Cameroun : l’ONG néerlandaise SNV pour l’accompagnement des impactés d’un barrage hydroélectrique

L’entreprise camerounaise de patrimoine Electricity Development Corporation (EDC) et l’ONG néerlandaise de développement (SNV) ont signé, vendredi à Yaoundé, la capitale du pays, un contrat de services portant sur la maîtrise d’œuvre des activités de restauration/amélioration des niveaux de vie des communautés riveraines affectées par le projet de construction de la centrale hydroélectrique de Lom Pangar (Est) ainsi que la mise en œuvre du plan de développement local (PDL) dont l’enveloppe globale du volet social et environnemental est estimée à quelque 40 milliards FCFA, a constaté APA sur place.
Financée par l’Agence française de développement (AFD) à travers le plan de gestion environnementale et sociale (PGES) et la Banque mondiale (BM), ce fonds vient compléter le plan d’indemnisation et de réinstallation (PIR) des population en vigueur depuis 2012.

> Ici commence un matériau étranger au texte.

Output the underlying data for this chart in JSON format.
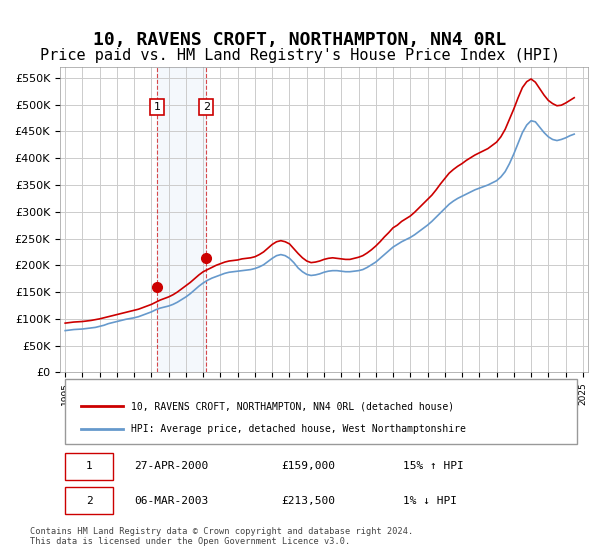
{
  "title": "10, RAVENS CROFT, NORTHAMPTON, NN4 0RL",
  "subtitle": "Price paid vs. HM Land Registry's House Price Index (HPI)",
  "title_fontsize": 13,
  "subtitle_fontsize": 11,
  "ylabel": "",
  "xlabel": "",
  "ylim": [
    0,
    570000
  ],
  "yticks": [
    0,
    50000,
    100000,
    150000,
    200000,
    250000,
    300000,
    350000,
    400000,
    450000,
    500000,
    550000
  ],
  "ytick_labels": [
    "£0",
    "£50K",
    "£100K",
    "£150K",
    "£200K",
    "£250K",
    "£300K",
    "£350K",
    "£400K",
    "£450K",
    "£500K",
    "£550K"
  ],
  "xticks": [
    1995,
    1996,
    1997,
    1998,
    1999,
    2000,
    2001,
    2002,
    2003,
    2004,
    2005,
    2006,
    2007,
    2008,
    2009,
    2010,
    2011,
    2012,
    2013,
    2014,
    2015,
    2016,
    2017,
    2018,
    2019,
    2020,
    2021,
    2022,
    2023,
    2024,
    2025
  ],
  "bg_color": "#ffffff",
  "grid_color": "#cccccc",
  "line_red_color": "#cc0000",
  "line_blue_color": "#6699cc",
  "sale1_x": 2000.32,
  "sale1_y": 159000,
  "sale2_x": 2003.18,
  "sale2_y": 213500,
  "legend_red_label": "10, RAVENS CROFT, NORTHAMPTON, NN4 0RL (detached house)",
  "legend_blue_label": "HPI: Average price, detached house, West Northamptonshire",
  "table_rows": [
    {
      "num": "1",
      "date": "27-APR-2000",
      "price": "£159,000",
      "hpi": "15% ↑ HPI"
    },
    {
      "num": "2",
      "date": "06-MAR-2003",
      "price": "£213,500",
      "hpi": "1% ↓ HPI"
    }
  ],
  "footer": "Contains HM Land Registry data © Crown copyright and database right 2024.\nThis data is licensed under the Open Government Licence v3.0.",
  "hpi_x": [
    1995,
    1995.25,
    1995.5,
    1995.75,
    1996,
    1996.25,
    1996.5,
    1996.75,
    1997,
    1997.25,
    1997.5,
    1997.75,
    1998,
    1998.25,
    1998.5,
    1998.75,
    1999,
    1999.25,
    1999.5,
    1999.75,
    2000,
    2000.25,
    2000.5,
    2000.75,
    2001,
    2001.25,
    2001.5,
    2001.75,
    2002,
    2002.25,
    2002.5,
    2002.75,
    2003,
    2003.25,
    2003.5,
    2003.75,
    2004,
    2004.25,
    2004.5,
    2004.75,
    2005,
    2005.25,
    2005.5,
    2005.75,
    2006,
    2006.25,
    2006.5,
    2006.75,
    2007,
    2007.25,
    2007.5,
    2007.75,
    2008,
    2008.25,
    2008.5,
    2008.75,
    2009,
    2009.25,
    2009.5,
    2009.75,
    2010,
    2010.25,
    2010.5,
    2010.75,
    2011,
    2011.25,
    2011.5,
    2011.75,
    2012,
    2012.25,
    2012.5,
    2012.75,
    2013,
    2013.25,
    2013.5,
    2013.75,
    2014,
    2014.25,
    2014.5,
    2014.75,
    2015,
    2015.25,
    2015.5,
    2015.75,
    2016,
    2016.25,
    2016.5,
    2016.75,
    2017,
    2017.25,
    2017.5,
    2017.75,
    2018,
    2018.25,
    2018.5,
    2018.75,
    2019,
    2019.25,
    2019.5,
    2019.75,
    2020,
    2020.25,
    2020.5,
    2020.75,
    2021,
    2021.25,
    2021.5,
    2021.75,
    2022,
    2022.25,
    2022.5,
    2022.75,
    2023,
    2023.25,
    2023.5,
    2023.75,
    2024,
    2024.25,
    2024.5
  ],
  "hpi_y": [
    78000,
    79000,
    80000,
    80500,
    81000,
    82000,
    83000,
    84000,
    86000,
    88000,
    91000,
    93000,
    95000,
    97000,
    99000,
    100500,
    102000,
    104000,
    107000,
    110000,
    113000,
    117000,
    120000,
    122000,
    124000,
    127000,
    131000,
    136000,
    141000,
    147000,
    154000,
    161000,
    167000,
    172000,
    176000,
    179000,
    182000,
    185000,
    187000,
    188000,
    189000,
    190000,
    191000,
    192000,
    194000,
    197000,
    201000,
    207000,
    213000,
    218000,
    220000,
    218000,
    213000,
    205000,
    195000,
    188000,
    183000,
    181000,
    182000,
    184000,
    187000,
    189000,
    190000,
    190000,
    189000,
    188000,
    188000,
    189000,
    190000,
    192000,
    196000,
    201000,
    206000,
    213000,
    220000,
    227000,
    234000,
    239000,
    244000,
    248000,
    252000,
    257000,
    263000,
    269000,
    275000,
    282000,
    290000,
    298000,
    306000,
    314000,
    320000,
    325000,
    329000,
    333000,
    337000,
    341000,
    344000,
    347000,
    350000,
    354000,
    358000,
    365000,
    375000,
    390000,
    408000,
    428000,
    448000,
    462000,
    470000,
    468000,
    458000,
    448000,
    440000,
    435000,
    433000,
    435000,
    438000,
    442000,
    445000
  ],
  "red_x": [
    1995,
    1995.25,
    1995.5,
    1995.75,
    1996,
    1996.25,
    1996.5,
    1996.75,
    1997,
    1997.25,
    1997.5,
    1997.75,
    1998,
    1998.25,
    1998.5,
    1998.75,
    1999,
    1999.25,
    1999.5,
    1999.75,
    2000,
    2000.25,
    2000.5,
    2000.75,
    2001,
    2001.25,
    2001.5,
    2001.75,
    2002,
    2002.25,
    2002.5,
    2002.75,
    2003,
    2003.25,
    2003.5,
    2003.75,
    2004,
    2004.25,
    2004.5,
    2004.75,
    2005,
    2005.25,
    2005.5,
    2005.75,
    2006,
    2006.25,
    2006.5,
    2006.75,
    2007,
    2007.25,
    2007.5,
    2007.75,
    2008,
    2008.25,
    2008.5,
    2008.75,
    2009,
    2009.25,
    2009.5,
    2009.75,
    2010,
    2010.25,
    2010.5,
    2010.75,
    2011,
    2011.25,
    2011.5,
    2011.75,
    2012,
    2012.25,
    2012.5,
    2012.75,
    2013,
    2013.25,
    2013.5,
    2013.75,
    2014,
    2014.25,
    2014.5,
    2014.75,
    2015,
    2015.25,
    2015.5,
    2015.75,
    2016,
    2016.25,
    2016.5,
    2016.75,
    2017,
    2017.25,
    2017.5,
    2017.75,
    2018,
    2018.25,
    2018.5,
    2018.75,
    2019,
    2019.25,
    2019.5,
    2019.75,
    2020,
    2020.25,
    2020.5,
    2020.75,
    2021,
    2021.25,
    2021.5,
    2021.75,
    2022,
    2022.25,
    2022.5,
    2022.75,
    2023,
    2023.25,
    2023.5,
    2023.75,
    2024,
    2024.25,
    2024.5
  ],
  "red_y": [
    92000,
    93000,
    94000,
    94500,
    95000,
    96000,
    97000,
    98500,
    100000,
    102000,
    104000,
    106000,
    108000,
    110000,
    112000,
    114000,
    116000,
    118000,
    121000,
    124000,
    127000,
    131000,
    135000,
    138000,
    141000,
    145000,
    150000,
    156000,
    162000,
    168000,
    175000,
    182000,
    188000,
    192000,
    196000,
    200000,
    203000,
    206000,
    208000,
    209000,
    210000,
    212000,
    213000,
    214000,
    216000,
    220000,
    225000,
    232000,
    239000,
    244000,
    246000,
    244000,
    240000,
    231000,
    222000,
    214000,
    208000,
    205000,
    206000,
    208000,
    211000,
    213000,
    214000,
    213000,
    212000,
    211000,
    211000,
    213000,
    215000,
    218000,
    223000,
    229000,
    236000,
    244000,
    253000,
    261000,
    270000,
    275000,
    282000,
    287000,
    292000,
    299000,
    307000,
    315000,
    323000,
    331000,
    341000,
    352000,
    362000,
    372000,
    379000,
    385000,
    390000,
    396000,
    401000,
    406000,
    410000,
    414000,
    418000,
    424000,
    430000,
    440000,
    454000,
    473000,
    492000,
    513000,
    532000,
    543000,
    548000,
    542000,
    530000,
    518000,
    508000,
    502000,
    498000,
    499000,
    503000,
    508000,
    513000
  ]
}
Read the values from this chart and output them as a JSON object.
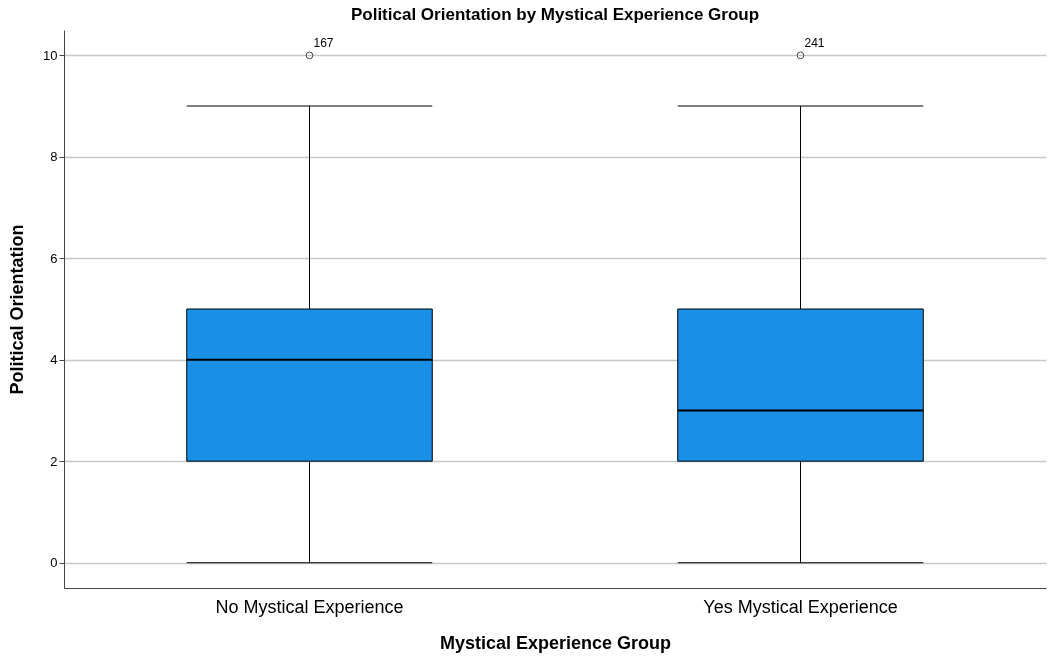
{
  "chart_data": {
    "type": "box",
    "title": "Political Orientation by Mystical Experience Group",
    "xlabel": "Mystical Experience Group",
    "ylabel": "Political Orientation",
    "categories": [
      "No Mystical Experience",
      "Yes Mystical Experience"
    ],
    "boxes": [
      {
        "low": 0,
        "q1": 2,
        "median": 4,
        "q3": 5,
        "high": 9,
        "outliers": [
          10
        ]
      },
      {
        "low": 0,
        "q1": 2,
        "median": 3,
        "q3": 5,
        "high": 9,
        "outliers": [
          10
        ]
      }
    ],
    "color": "#1a8fe6",
    "ylim": [
      -0.5,
      10.5
    ],
    "yticks": [
      0,
      2,
      4,
      6,
      8,
      10
    ],
    "grid": "y",
    "marker": "circle",
    "annotations": [
      "167",
      "241"
    ]
  }
}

Il financera le renforcement des capacités des populations affectées par le projet, l’exécution et le suivi de toutes les activités de restauration des niveaux de vie des personnes au sein des communautés riveraines du barrage, ainsi que l’assistance technique aux comités et groupes de travail sectoriels dans le cadre de la mise en œuvre des différents mémorandums d’entente entre le maître d’ouvrage (EDC) et les administrations publiques partenaires.

Plus spécifiquement, il vise la construction d’infrastructures sociales et autres mesures d’atténuation, dans le but d’améliorer le niveau de vie des riverains du barrage et d’accroître le développement économique de la région de l’Est, toutes mesures appelées à être complétées par le PDL dont la finalité est de contribuer à la réduction de la pauvreté, à travers l’action combinée des collectivités locales, des communautés de base et du secteur privé.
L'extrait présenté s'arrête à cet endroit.